Last week, Californians faced a new reality: widespread blackouts intended to keep PG&E’s aging infrastructure from sparking another disastrous wildfire.
The blackouts left more than 700,000 people without power, and many businesses and homes were unprepared. The very fact that shutting down the grid is the best solution the utility can muster in Big Tech’s home state is, itself, astounding. But the incident also shined a light on the limitations of the state’s progressive embrace of clean energy when that energy is fed into an antiquated and unreliable centrally managed grid.
The silver lining to this debacle may be that it speeds up the clean energy transition, and specifically the shift to distributed energy resources (DER). Solar is already widespread in California, but many businesses just now learned that their solar array cannot supply electricity if the grid is down. Energy storage is already growing at a breakneck pace, having kicked off 2019 with 232% year-on-year growth in Q1. As the economics of storage continue to improve, deployments were anticipated to surpass 4.5 GW by 2024.
But we think that last week’s blackout will prove to be an inflection point that brings about even more rapid adoption of solar plus storage.
Our customers in California, and across the country, know that climate change has wrought a challenging new normal where wildfires, hurricanes, and floods threaten their communities.
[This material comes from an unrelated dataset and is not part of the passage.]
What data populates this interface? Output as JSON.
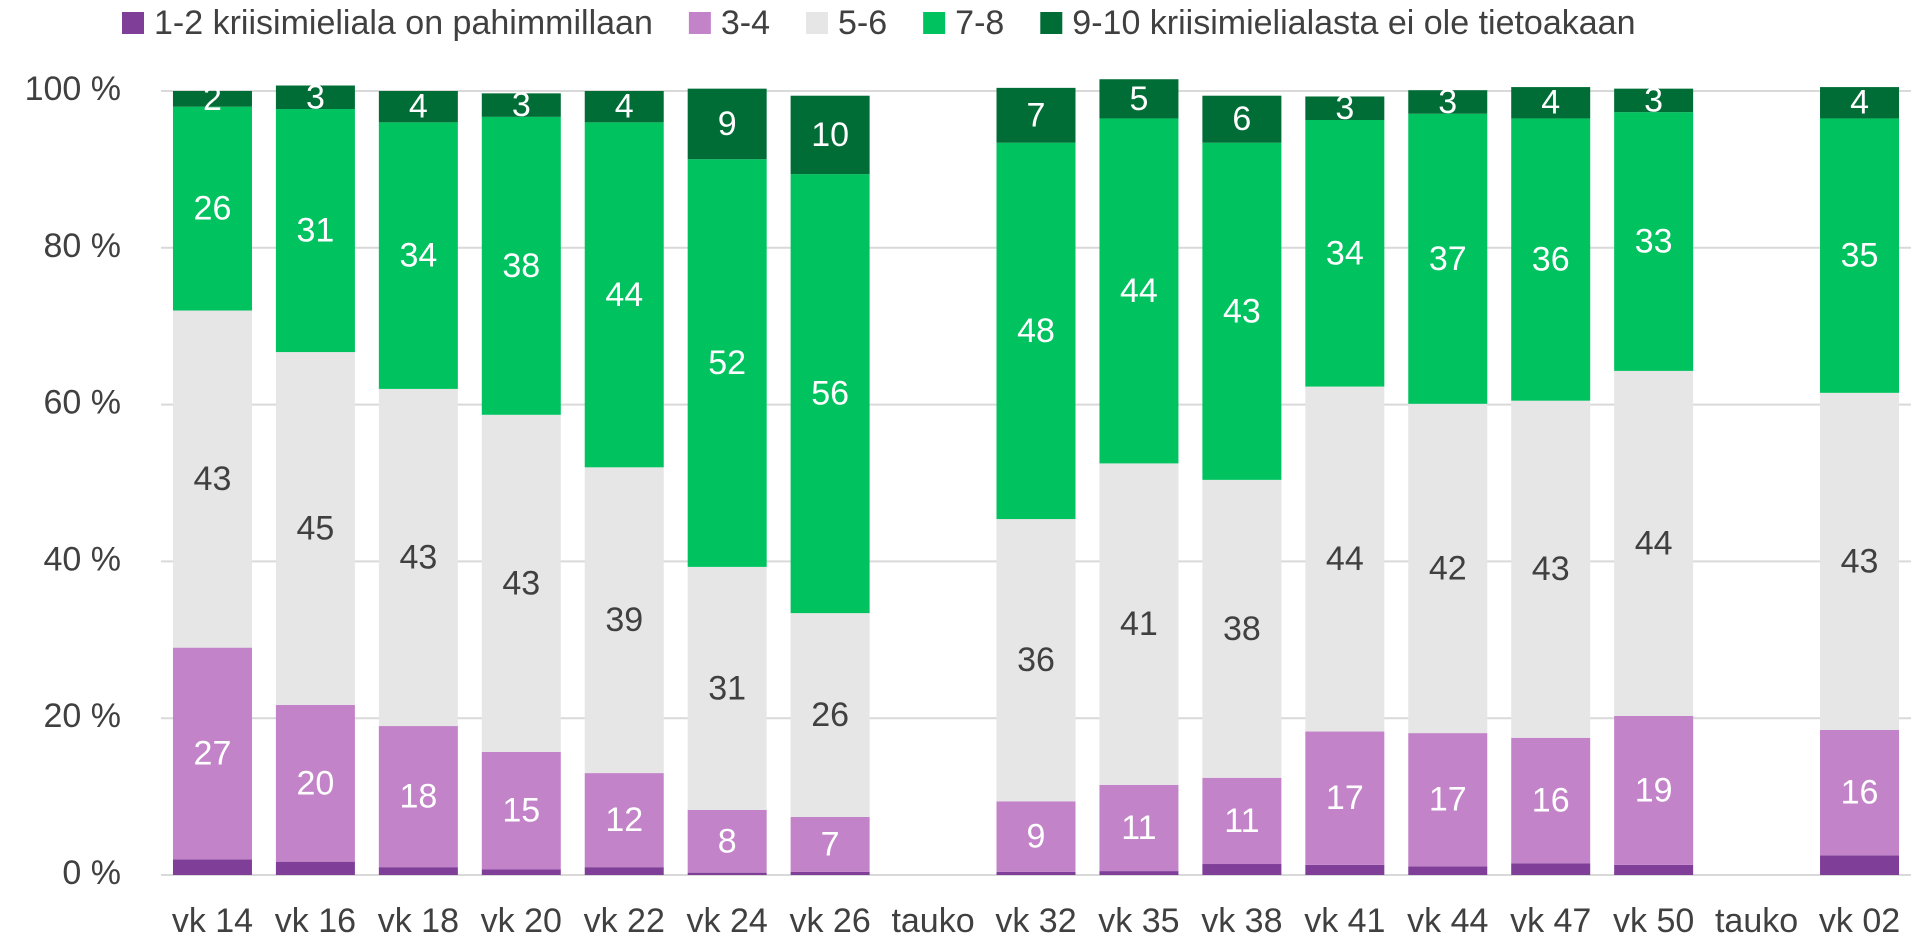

Maintaining electricity during emergencies and ensuring operational stability for places like businesses, hospitals, or schools is both possible and increasingly economical when solar systems are retrofitted with energy storage.
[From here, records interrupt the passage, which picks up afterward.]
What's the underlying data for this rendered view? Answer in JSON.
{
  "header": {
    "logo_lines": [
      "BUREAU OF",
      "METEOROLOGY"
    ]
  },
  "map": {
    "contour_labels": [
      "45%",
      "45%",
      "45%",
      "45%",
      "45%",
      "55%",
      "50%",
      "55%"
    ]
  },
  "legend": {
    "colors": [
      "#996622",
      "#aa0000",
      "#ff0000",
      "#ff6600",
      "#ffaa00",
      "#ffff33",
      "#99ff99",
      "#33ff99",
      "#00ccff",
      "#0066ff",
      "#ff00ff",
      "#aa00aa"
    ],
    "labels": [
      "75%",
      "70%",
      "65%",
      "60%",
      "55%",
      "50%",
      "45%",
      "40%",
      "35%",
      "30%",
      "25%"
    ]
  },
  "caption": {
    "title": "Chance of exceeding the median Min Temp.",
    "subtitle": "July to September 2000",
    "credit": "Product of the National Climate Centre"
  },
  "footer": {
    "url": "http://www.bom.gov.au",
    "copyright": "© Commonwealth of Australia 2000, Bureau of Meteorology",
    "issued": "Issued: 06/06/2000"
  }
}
Because of the falling prices of batteries and incentives like the Investment Tax Credit (ITC) and Self Generation Incentive Program (SGIP), it’s never been cheaper to break free of the grid.
Energy independence, made possible by microgrids based on solar plus storage, makes homes, schools, and businesses safer. And avoiding a total power loss during outages will mitigate some of the economic fallout of widespread blackouts.
The technology and the economics of DER have caught up to our emerging need for a resilient renewable energy solution—and not a moment too soon. Let’s use this moment to leapfrog the transition forward.